At present, more and more attention has been paid to the study of asymptomatic hematuria. In Japan, Korea and Taiwan, mass urinary screening programs for children have been established for many years48. Urinalysis is a simple screening test for kidney diseases in children, which is very useful, inexpensive, widely available and non-invasive, and easy to be carried out widely in the population. Therefore, we suggest that hematuria can be used as a supplementary test for screening renal congenital malformation in patients with microtia, which will help us to earlier recognition of microtia associated renal anomalies, perform earlier nephrological or urological intervention, and decrease fewer subsequent renal complications.

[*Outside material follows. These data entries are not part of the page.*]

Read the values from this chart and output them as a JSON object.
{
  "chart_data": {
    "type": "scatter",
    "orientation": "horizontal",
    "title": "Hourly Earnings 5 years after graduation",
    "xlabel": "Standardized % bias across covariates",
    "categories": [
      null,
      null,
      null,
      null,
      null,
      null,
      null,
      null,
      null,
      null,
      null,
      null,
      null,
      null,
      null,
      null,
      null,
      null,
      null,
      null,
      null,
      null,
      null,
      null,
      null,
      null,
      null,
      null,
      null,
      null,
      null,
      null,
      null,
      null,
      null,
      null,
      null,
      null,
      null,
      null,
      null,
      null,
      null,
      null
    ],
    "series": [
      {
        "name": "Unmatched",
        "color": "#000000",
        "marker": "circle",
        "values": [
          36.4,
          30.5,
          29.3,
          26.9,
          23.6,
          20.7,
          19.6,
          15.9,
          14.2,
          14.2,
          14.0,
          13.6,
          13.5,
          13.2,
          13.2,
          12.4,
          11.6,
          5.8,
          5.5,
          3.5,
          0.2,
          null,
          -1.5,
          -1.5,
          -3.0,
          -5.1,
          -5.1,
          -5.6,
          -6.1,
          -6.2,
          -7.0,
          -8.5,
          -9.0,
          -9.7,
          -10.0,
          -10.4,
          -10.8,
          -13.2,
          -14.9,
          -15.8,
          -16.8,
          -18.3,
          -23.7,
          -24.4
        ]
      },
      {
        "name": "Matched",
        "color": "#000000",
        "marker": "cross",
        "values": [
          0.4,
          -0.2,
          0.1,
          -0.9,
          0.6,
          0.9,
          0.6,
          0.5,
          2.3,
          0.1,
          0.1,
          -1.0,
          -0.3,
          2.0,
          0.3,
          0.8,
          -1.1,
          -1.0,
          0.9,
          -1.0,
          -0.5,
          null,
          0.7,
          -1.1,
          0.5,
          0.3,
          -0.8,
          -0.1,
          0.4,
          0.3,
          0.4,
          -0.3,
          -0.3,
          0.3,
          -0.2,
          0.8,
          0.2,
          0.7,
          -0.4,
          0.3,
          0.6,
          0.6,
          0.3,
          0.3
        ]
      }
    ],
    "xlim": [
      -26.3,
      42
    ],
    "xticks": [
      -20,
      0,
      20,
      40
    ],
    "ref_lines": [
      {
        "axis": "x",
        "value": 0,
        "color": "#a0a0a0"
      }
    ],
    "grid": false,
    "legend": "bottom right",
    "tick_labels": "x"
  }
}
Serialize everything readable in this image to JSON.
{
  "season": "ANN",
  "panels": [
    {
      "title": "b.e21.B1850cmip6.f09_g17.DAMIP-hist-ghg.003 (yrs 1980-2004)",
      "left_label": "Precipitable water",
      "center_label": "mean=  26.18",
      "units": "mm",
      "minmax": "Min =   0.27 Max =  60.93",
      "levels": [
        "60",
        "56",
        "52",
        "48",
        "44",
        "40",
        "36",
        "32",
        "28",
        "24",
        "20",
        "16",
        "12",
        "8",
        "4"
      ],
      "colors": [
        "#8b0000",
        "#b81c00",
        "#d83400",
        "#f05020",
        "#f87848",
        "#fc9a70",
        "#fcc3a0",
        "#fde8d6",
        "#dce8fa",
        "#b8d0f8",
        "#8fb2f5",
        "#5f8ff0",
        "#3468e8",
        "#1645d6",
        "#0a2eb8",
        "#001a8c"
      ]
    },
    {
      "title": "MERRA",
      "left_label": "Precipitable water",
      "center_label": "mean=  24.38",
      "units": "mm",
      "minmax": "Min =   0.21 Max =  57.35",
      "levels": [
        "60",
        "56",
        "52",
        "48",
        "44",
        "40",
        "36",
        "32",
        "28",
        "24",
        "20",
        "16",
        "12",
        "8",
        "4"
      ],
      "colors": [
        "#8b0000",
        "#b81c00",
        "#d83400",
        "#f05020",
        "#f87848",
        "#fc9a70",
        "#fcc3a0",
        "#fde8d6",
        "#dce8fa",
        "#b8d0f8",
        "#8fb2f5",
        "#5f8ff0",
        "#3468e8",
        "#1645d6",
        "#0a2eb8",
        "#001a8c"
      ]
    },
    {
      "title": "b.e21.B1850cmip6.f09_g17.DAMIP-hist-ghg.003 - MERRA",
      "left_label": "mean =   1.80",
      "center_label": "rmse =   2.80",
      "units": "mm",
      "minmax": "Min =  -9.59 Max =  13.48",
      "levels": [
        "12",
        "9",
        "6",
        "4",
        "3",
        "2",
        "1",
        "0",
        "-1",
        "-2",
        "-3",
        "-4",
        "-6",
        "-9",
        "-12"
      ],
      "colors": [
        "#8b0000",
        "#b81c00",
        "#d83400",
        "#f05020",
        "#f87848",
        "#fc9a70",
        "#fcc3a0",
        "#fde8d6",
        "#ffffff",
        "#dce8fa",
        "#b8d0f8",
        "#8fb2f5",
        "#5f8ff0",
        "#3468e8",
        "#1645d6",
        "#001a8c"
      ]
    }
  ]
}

One strength of our study is that we firstly investigated the incidence and characteristics of hematuria in patients with microtia in China, which is able to provide valuable insights into the incidence of microscopic hematuria in female pediatric microtia patients. In addition, our hospital is a leading authority in auricle reconstruction, attracting most of the country’s microtia patients for treatment. So, the other strength of the study is a relatively a large sample size and the variety of diseases, which can have certain representativeness. However, several limitations of this study should be considered when interpreting the present results. Firstly, this study was a single-center retrospective study. The renal ultrasound results of patients were not all included because of the large sample size and incomplete data, which might lead to the omission of some factors that would affect hematuria, such as nephrolithiasis, renal tumor, etc. Secondly, due to methodological limitations, false negative results could exist. Another limitation was that the origin of red blood cells in urine could not be identified because of lacking of phase contrast microscopy. Finally, we only analyzed the results of a single urinalysis with definition involving a lower threshold without continuous monitoring and follow-up of children with positive hematuria. While we acknowledge the general definition of hematuria involving a higher threshold, our decision to use a more conservative range aimed to identify even minor occurrences of hematuria that may hold clinical significance, particularly in the context of pediatric microtia patients. So, we will need to conduct a multicenter prospective study with a large number of patients and more reliability data to validate our results and offer more accurate basis for clinical diagnosis, treatment and prognosis.

Conclusion

Higher incidence of hematuria was observed in female children with microtia and no similar results were obtained in the control group. We suggest that the hematuria can be used as a supplementary test for screening renal congenital malformation in female children with microtia, which will help us to earlier recognition of microtia associated renal anomalies, perform earlier nephrology or urology intervention, and decrease fewer downstream renal complications.